The life narrative presented in this article is part of a larger qualitative research programme that has collected over 100 life histories of Indigenous women with addictions and who have involvement with the child welfare system, as children or adults. Wanda's life story exemplifies the impact of government policies that is characteristic of vulnerable Indigenous women and draws attention to the lack of ethical standards in government policymaking in child welfare, public health and mental health/addictions.

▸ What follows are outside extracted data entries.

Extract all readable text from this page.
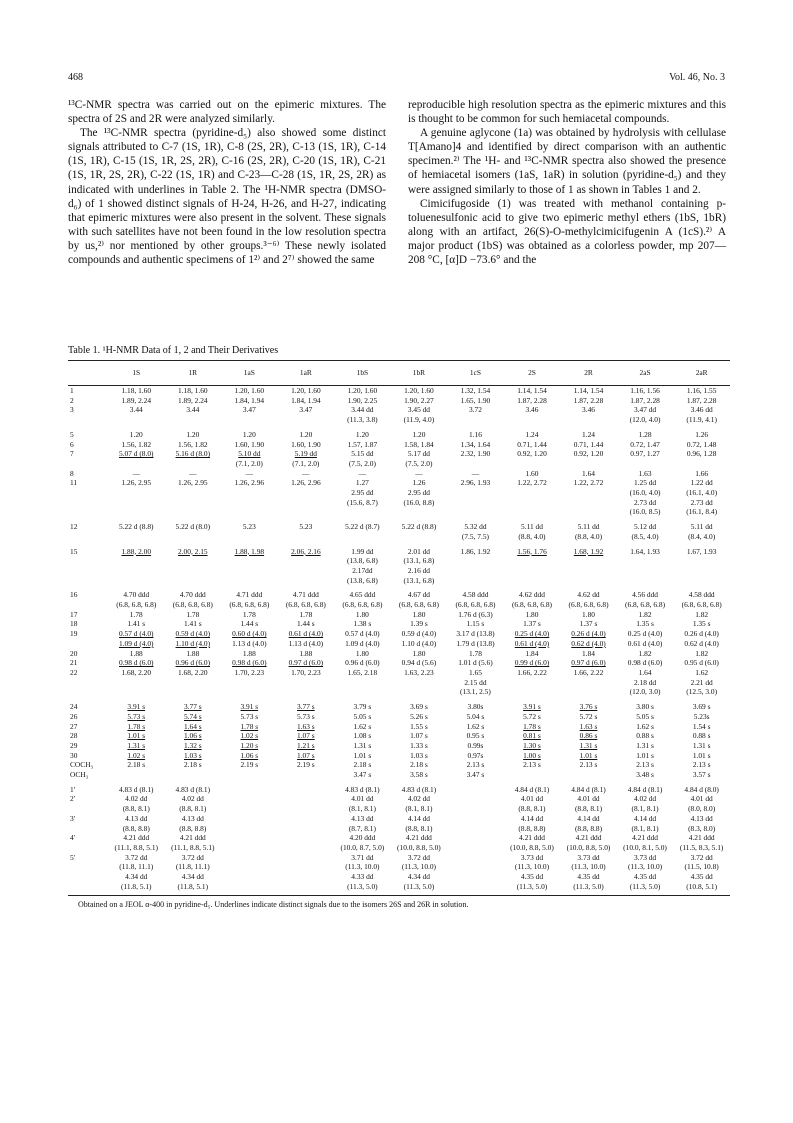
468	Vol. 46, No. 3

¹³C-NMR spectra was carried out on the epimeric mixtures. The spectra of 2S and 2R were analyzed similarly.

The ¹³C-NMR spectra (pyridine-d₅) also showed some distinct signals attributed to C-7 (1S, 1R), C-8 (2S, 2R), C-13 (1S, 1R), C-14 (1S, 1R), C-15 (1S, 1R, 2S, 2R), C-16 (2S, 2R), C-20 (1S, 1R), C-21 (1S, 1R, 2S, 2R), C-22 (1S, 1R) and C-23—C-28 (1S, 1R, 2S, 2R) as indicated with underlines in Table 2. The ¹H-NMR spectra (DMSO-d₆) of 1 showed distinct signals of H-24, H-26, and H-27, indicating that epimeric mixtures were also present in the solvent. These signals with such satellites have not been found in the low resolution spectra by us,²⁾ nor mentioned by other groups.³⁻⁶⁾ These newly isolated compounds and authentic specimens of 1²⁾ and 2⁷⁾ showed the same

reproducible high resolution spectra as the epimeric mixtures and this is thought to be common for such hemiacetal compounds.

A genuine aglycone (1a) was obtained by hydrolysis with cellulase T[Amano]4 and identified by direct comparison with an authentic specimen.²⁾ The ¹H- and ¹³C-NMR spectra also showed the presence of hemiacetal isomers (1aS, 1aR) in solution (pyridine-d₅) and they were assigned similarly to those of 1 as shown in Tables 1 and 2.

Cimicifugoside (1) was treated with methanol containing p-toluenesulfonic acid to give two epimeric methyl ethers (1bS, 1bR) along with an artifact, 26(S)-O-methylcimicifugenin A (1cS).²⁾ A major product (1bS) was obtained as a colorless powder, mp 207—208 °C, [α]D −73.6° and the

Table 1. ¹H-NMR Data of 1, 2 and Their Derivatives
	1S	1R	1aS	1aR	1bS	1bR	1cS	2S	2R	2aS	2aR
1	1.18, 1.60	1.18, 1.60	1.20, 1.60	1.20, 1.60	1.20, 1.60	1.20, 1.60	1.32, 1.54	1.14, 1.54	1.14, 1.54	1.16, 1.56	1.16, 1.55
2	1.89, 2.24	1.89, 2.24	1.84, 1.94	1.84, 1.94	1.90, 2.25	1.90, 2.27	1.65, 1.90	1.87, 2.28	1.87, 2.28	1.87, 2.28	1.87, 2.28
3	3.44	3.44	3.47	3.47	3.44 dd	3.45 dd	3.72	3.46	3.46	3.47 dd	3.46 dd
					(11.3, 3.8)	(11.9, 4.0)				(12.0, 4.0)	(11.9, 4.1)

5	1.20	1.20	1.20	1.20	1.20	1.20	1.16	1.24	1.24	1.28	1.26
6	1.56, 1.82	1.56, 1.82	1.60, 1.90	1.60, 1.90	1.57, 1.87	1.58, 1.84	1.34, 1.64	0.71, 1.44	0.71, 1.44	0.72, 1.47	0.72, 1.48
7	5.07 d (8.0)	5.16 d (8.0)	5.10 dd	5.19 dd	5.15 dd	5.17 dd	2.32, 1.90	0.92, 1.20	0.92, 1.20	0.97, 1.27	0.96, 1.28
			(7.1, 2.0)	(7.1, 2.0)	(7.5, 2.0)	(7.5, 2.0)					
8	—	—	—	—	—	—	—	1.60	1.64	1.63	1.66
11	1.26, 2.95	1.26, 2.95	1.26, 2.96	1.26, 2.96	1.27	1.26	2.96, 1.93	1.22, 2.72	1.22, 2.72	1.25 dd	1.22 dd
					2.95 dd	2.95 dd				(16.0, 4.0)	(16.1, 4.0)
					(15.6, 8.7)	(16.0, 8.8)				2.73 dd	2.73 dd
										(16.0, 8.5)	(16.1, 8.4)

12	5.22 d (8.8)	5.22 d (8.0)	5.23	5.23	5.22 d (8.7)	5.22 d (8.8)	5.32 dd	5.11 dd	5.11 dd	5.12 dd	5.11 dd
							(7.5, 7.5)	(8.8, 4.0)	(8.8, 4.0)	(8.5, 4.0)	(8.4, 4.0)

15	1.88, 2.00	2.00, 2.15	1.88, 1.98	2.06, 2.16	1.99 dd	2.01 dd	1.86, 1.92	1.56, 1.76	1.68, 1.92	1.64, 1.93	1.67, 1.93
					(13.8, 6.8)	(13.1, 6.8)					
					2.17dd	2.16 dd					
					(13.8, 6.8)	(13.1, 6.8)					

16	4.70 ddd	4.70 ddd	4.71 ddd	4.71 ddd	4.65 ddd	4.67 dd	4.58 ddd	4.62 ddd	4.62 dd	4.56 ddd	4.58 ddd
	(6.8, 6.8, 6.8)	(6.8, 6.8, 6.8)	(6.8, 6.8, 6.8)	(6.8, 6.8, 6.8)	(6.8, 6.8, 6.8)	(6.8, 6.8, 6.8)	(6.8, 6.8, 6.8)	(6.8, 6.8, 6.8)	(6.8, 6.8, 6.8)	(6.8, 6.8, 6.8)	(6.8, 6.8, 6.8)
17	1.78	1.78	1.78	1.78	1.80	1.80	1.76 d (6.3)	1.80	1.80	1.82	1.82
18	1.41 s	1.41 s	1.44 s	1.44 s	1.38 s	1.39 s	1.15 s	1.37 s	1.37 s	1.35 s	1.35 s
19	0.57 d (4.0)	0.59 d (4.0)	0.60 d (4.0)	0.61 d (4.0)	0.57 d (4.0)	0.59 d (4.0)	3.17 d (13.8)	0.25 d (4.0)	0.26 d (4.0)	0.25 d (4.0)	0.26 d (4.0)
	1.09 d (4.0)	1.10 d (4.0)	1.13 d (4.0)	1.13 d (4.0)	1.09 d (4.0)	1.10 d (4.0)	1.79 d (13.8)	0.61 d (4.0)	0.62 d (4.0)	0.61 d (4.0)	0.62 d (4.0)
20	1.88	1.88	1.88	1.88	1.80	1.80	1.78	1.84	1.84	1.82	1.82
21	0.98 d (6.0)	0.96 d (6.0)	0.98 d (6.0)	0.97 d (6.0)	0.96 d (6.0)	0.94 d (5.6)	1.01 d (5.6)	0.99 d (6.0)	0.97 d (6.0)	0.98 d (6.0)	0.95 d (6.0)
22	1.68, 2.20	1.68, 2.20	1.70, 2.23	1.70, 2.23	1.65, 2.18	1.63, 2.23	1.65	1.66, 2.22	1.66, 2.22	1.64	1.62
							2.15 dd			2.18 dd	2.21 dd
							(13.1, 2.5)			(12.0, 3.0)	(12.5, 3.0)

24	3.91 s	3.77 s	3.91 s	3.77 s	3.79 s	3.69 s	3.80s	3.91 s	3.76 s	3.80 s	3.69 s
26	5.73 s	5.74 s	5.73 s	5.73 s	5.05 s	5.26 s	5.04 s	5.72 s	5.72 s	5.05 s	5.23s
27	1.78 s	1.64 s	1.78 s	1.63 s	1.62 s	1.55 s	1.62 s	1.78 s	1.63 s	1.62 s	1.54 s
28	1.01 s	1.06 s	1.02 s	1.07 s	1.08 s	1.07 s	0.95 s	0.81 s	0.86 s	0.88 s	0.88 s
29	1.31 s	1.32 s	1.20 s	1.21 s	1.31 s	1.33 s	0.99s	1.30 s	1.31 s	1.31 s	1.31 s
30	1.02 s	1.03 s	1.06 s	1.07 s	1.01 s	1.03 s	0.97s	1.00 s	1.01 s	1.01 s	1.01 s
COCH₃	2.18 s	2.18 s	2.19 s	2.19 s	2.18 s	2.18 s	2.13 s	2.13 s	2.13 s	2.13 s	2.13 s
OCH₃					3.47 s	3.58 s	3.47 s			3.48 s	3.57 s

1'	4.83 d (8.1)	4.83 d (8.1)			4.83 d (8.1)	4.83 d (8.1)		4.84 d (8.1)	4.84 d (8.1)	4.84 d (8.1)	4.84 d (8.0)
2'	4.02 dd	4.02 dd			4.01 dd	4.02 dd		4.01 dd	4.01 dd	4.02 dd	4.01 dd
	(8.8, 8.1)	(8.8, 8.1)			(8.1, 8.1)	(8.1, 8.1)		(8.8, 8.1)	(8.8, 8.1)	(8.1, 8.1)	(8.0, 8.0)
3'	4.13 dd	4.13 dd			4.13 dd	4.14 dd		4.14 dd	4.14 dd	4.14 dd	4.13 dd
	(8.8, 8.8)	(8.8, 8.8)			(8.7, 8.1)	(8.8, 8.1)		(8.8, 8.8)	(8.8, 8.8)	(8.1, 8.1)	(8.3, 8.0)
4'	4.21 ddd	4.21 ddd			4.20 ddd	4.21 ddd		4.21 ddd	4.21 ddd	4.21 ddd	4.21 ddd
	(11.1, 8.8, 5.1)	(11.1, 8.8, 5.1)			(10.0, 8.7, 5.0)	(10.0, 8.8, 5.0)		(10.0, 8.8, 5.0)	(10.0, 8.8, 5.0)	(10.0, 8.1, 5.0)	(11.5, 8.3, 5.1)
5'	3.72 dd	3.72 dd			3.71 dd	3.72 dd		3.73 dd	3.73 dd	3.73 dd	3.72 dd
	(11.8, 11.1)	(11.8, 11.1)			(11.3, 10.0)	(11.3, 10.0)		(11.3, 10.0)	(11.3, 10.0)	(11.3, 10.0)	(11.5, 10.8)
	4.34 dd	4.34 dd			4.33 dd	4.34 dd		4.35 dd	4.35 dd	4.35 dd	4.35 dd
	(11.8, 5.1)	(11.8, 5.1)			(11.3, 5.0)	(11.3, 5.0)		(11.3, 5.0)	(11.3, 5.0)	(11.3, 5.0)	(10.8, 5.1)
Obtained on a JEOL α-400 in pyridine-d₅. Underlines indicate distinct signals due to the isomers 26S and 26R in solution.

The path to recovery for Canadian Indigenous women in need of treatment for co-occurring mental disorders and substance addiction is too frequently characterized by an inadequate and ever shifting continuum of care. For those who feel intimidated, suspicious or have simply given up on seeking supports, a profound invisibility or forgetting of their struggle exists in areas of government policy and programming provision. Living outside the scope of mental health and addiction priorities, they become visible to the human service sector only if they become pregnant, their parenting draws the attention of child and family services (CFS), they need emergency health care, or are in trouble with the law. The intergenerational cycle of substance abuse, mental illness and poverty is commonly associated with child welfare involvement, specifically practices that place the health and well-being of Indigenous children at risk. In order to break this cycle, close attention to implementation of ethically based policies and best practice interventions is required.

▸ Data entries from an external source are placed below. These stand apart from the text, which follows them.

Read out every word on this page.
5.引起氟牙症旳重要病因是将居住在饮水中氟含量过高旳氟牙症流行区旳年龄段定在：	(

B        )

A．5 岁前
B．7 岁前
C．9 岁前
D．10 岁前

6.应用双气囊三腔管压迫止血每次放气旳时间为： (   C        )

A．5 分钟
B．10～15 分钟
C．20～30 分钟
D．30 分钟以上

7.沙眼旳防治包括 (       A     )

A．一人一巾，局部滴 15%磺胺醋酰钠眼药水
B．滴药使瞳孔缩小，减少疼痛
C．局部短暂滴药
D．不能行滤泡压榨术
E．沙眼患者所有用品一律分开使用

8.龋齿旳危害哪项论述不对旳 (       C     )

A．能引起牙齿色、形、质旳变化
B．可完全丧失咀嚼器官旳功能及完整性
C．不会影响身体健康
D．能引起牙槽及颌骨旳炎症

From an ethical policy perspective, the focus of government policies and the practices they generate must be first and foremost to ensure that individuals, families and groups are not left worse off than prior to a government policy impacting upon their life. Furthermore, the impact of living a life determined by multiple government policies should not be a story of individual and family devastation, and government policies should not be the most significant determinant of health for any group of people.
几代以来,政府政策以独特且往往具有毁灭性的方式影响着加拿大原住民的生活。在这种背景下,与贫困、精神疾病、创伤和药物滥用作斗争的原住民妇女是最脆弱的群体之一,参与儿童福利系统的原住民儿童也是如此。
通过审视一位第一民族妇女旺达的生活史,本文探讨政府政策在贫困原住民妇女及其家庭生活中所起的代际作用。文中提出了道德治理与责任问题以及制定符合伦理道德政策的必要性。
本文所呈现的生活叙事是一个更大的定性研究项目的一部分,该项目收集了100多位有药物成瘾问题且曾作为儿童或成年人参与儿童福利系统的原住民妇女的生活史。旺达的生活故事体现了政府政策对弱势原住民妇女的典型影响,并凸显了儿童福利、公共卫生以及精神健康/药物成瘾领域政府政策制定中缺乏道德标准的问题。
对于需要同时治疗精神障碍和药物成瘾的加拿大原住民妇女而言,她们的康复之路往往因护理的连续性不足且不断变化而受到影响。对于那些感到害怕、怀疑或干脆放弃寻求支持的人来说,在政府政策和项目提供方面,她们的挣扎被严重忽视或遗忘。由于生活在精神健康和药物成瘾优先事项范围之外,只有当她们怀孕、育儿引起儿童和家庭服务机构(CFS)的关注、需要紧急医疗护理或触犯法律时,才会进入人类服务部门的视野。药物滥用、精神疾病和贫困的代际循环通常与儿童福利参与相关,特别是那些将原住民儿童的健康和福祉置于风险之中的做法。为了打破这种循环,需要密切关注基于伦理道德的政策实施和最佳实践干预措施。
从伦理政策的角度来看,政府政策及其产生的实践的重点必须首先确保个人、家庭和群体在政府政策影响其生活之后不会比之前状况更糟。此外,由多项政府政策决定的生活不应是个人和家庭遭受破坏的故事,而且政府政策不应成为任何人群健康的最重要决定因素。